Since then, I developed a hindsight to government spending quality and have been extremely displeased with the state’s varying transportation initiatives. The year is now 2018, and the recent announcement of over 100 bridge closures is far from ridiculous, to put it politely.
The recent closure of state bridges is inexcusable, as we now live in a modern era of technological advancement and rapid innovation. In my personal experience, I’ve seen well-built roads that were just as old crossing into Alabama from Fulton, Mississippi. Now as far from being old, the Alabama bridges and roads were still properly maintained and well-supported even from a similarly poorly-funded state.
In those regards, it seems our politicians need educational reform from federal governmental entities instead of aiding the top one percent of Mississippi residents. Lives are now at stake from the poor governmental spending practices arising from our public officials in Jackson who are seemingly ill-concerned with the important transportation needs and public assistance of their voters.
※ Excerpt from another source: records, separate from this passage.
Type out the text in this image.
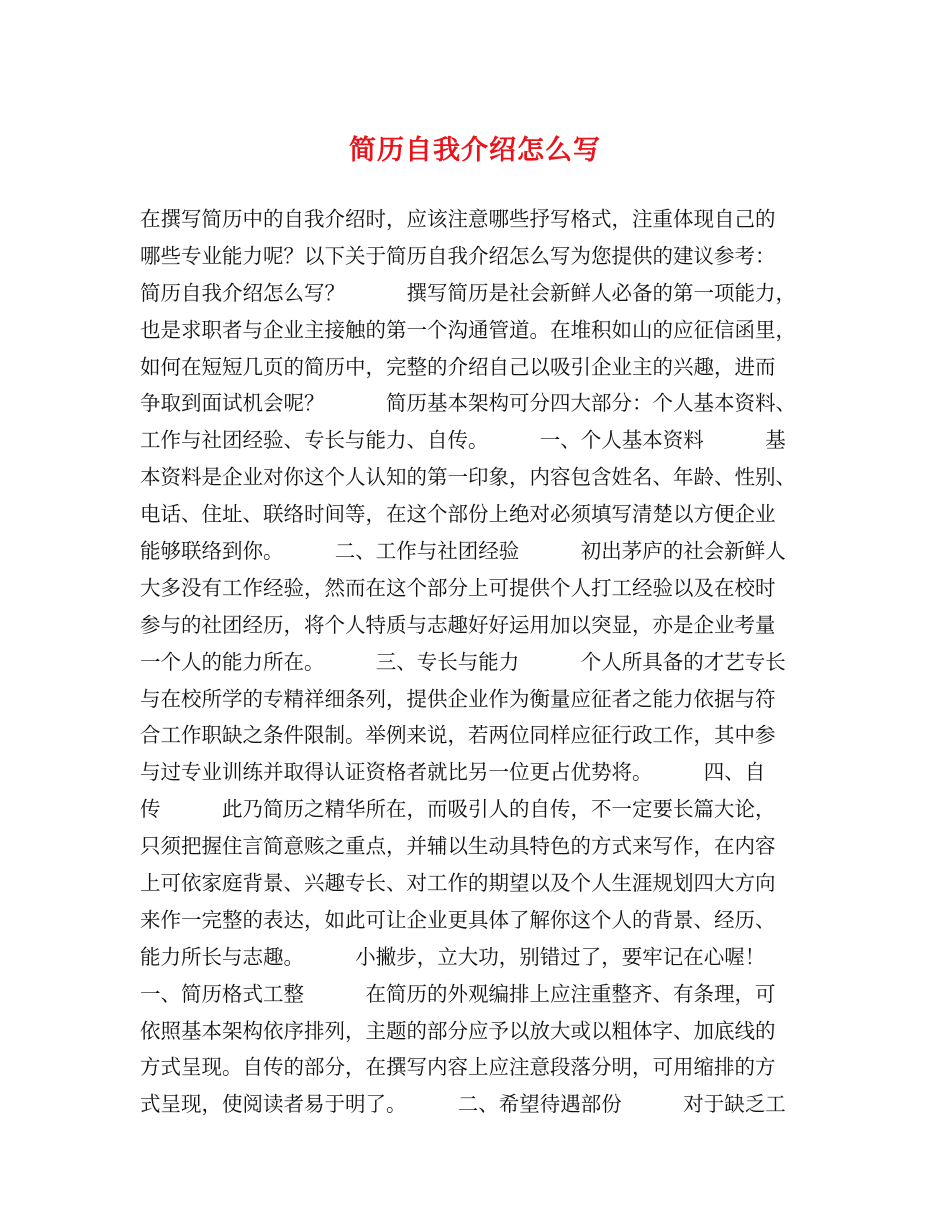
简历自我介绍怎么写
在撰写简历中的自我介绍时，应该注意哪些抒写格式，注重体现自己的
哪些专业能力呢？以下关于简历自我介绍怎么写为您提供的建议参考：
简历自我介绍怎么写？　　　撰写简历是社会新鲜人必备的第一项能力，
也是求职者与企业主接触的第一个沟通管道。在堆积如山的应征信函里，
如何在短短几页的简历中，完整的介绍自己以吸引企业主的兴趣，进而
争取到面试机会呢？　　　简历基本架构可分四大部分：个人基本资料、
工作与社团经验、专长与能力、自传。　　　一、个人基本资料　　　基
本资料是企业对你这个人认知的第一印象，内容包含姓名、年龄、性别、
电话、住址、联络时间等，在这个部份上绝对必须填写清楚以方便企业
能够联络到你。　　　二、工作与社团经验　　　初出茅庐的社会新鲜人
大多没有工作经验，然而在这个部分上可提供个人打工经验以及在校时
参与的社团经历，将个人特质与志趣好好运用加以突显，亦是企业考量
一个人的能力所在。　　　三、专长与能力　　　个人所具备的才艺专长
与在校所学的专精祥细条列，提供企业作为衡量应征者之能力依据与符
合工作职缺之条件限制。举例来说，若两位同样应征行政工作，其中参
与过专业训练并取得认证资格者就比另一位更占优势将。　　　四、自
传　　　此乃简历之精华所在，而吸引人的自传，不一定要长篇大论，
只须把握住言简意赅之重点，并辅以生动具特色的方式来写作，在内容
上可依家庭背景、兴趣专长、对工作的期望以及个人生涯规划四大方向
来作一完整的表达，如此可让企业更具体了解你这个人的背景、经历、
能力所长与志趣。　　　小撇步，立大功，别错过了，要牢记在心喔！
一、简历格式工整　　　在简历的外观编排上应注重整齐、有条理，可
依照基本架构依序排列，主题的部分应予以放大或以粗体字、加底线的
方式呈现。自传的部分，在撰写内容上应注意段落分明，可用缩排的方
式呈现，使阅读者易于明了。　　　二、希望待遇部份　　　对于缺乏工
In a different light, bridges are indeed expensive. The mass mobilization of state construction workers along with the cooperation of the federal government raises state monetary concerns.
Closing over 100 bridges could have been handled in a more timely manner if the transportation sector had a well-grounded communication network and general knowledge of maintenance.
Instead, some public workers and state officials have made semi-productive moves as reflected in the 2018 Senate infrastructure proposal. If the state doesn’t correct its desynchronized state spending to the rest of the nation, we may soon be in a world of economic loss.
Mississippi either needs to learn from other states’ transportation sectors or reform its own system entirely. Not to mention, the lack of a quality transportation sector in Mississippi is indeed reflective of its own sub-par education system. Maybe throwing money into the educational sector of the economy instead of providing incentives for local elites can also improve our safety. After all, I actually want to get to school and not fall through a bridge funded by the one percent taxpayer’s dime.
Woody Dobson is a senior political science major from Tupelo.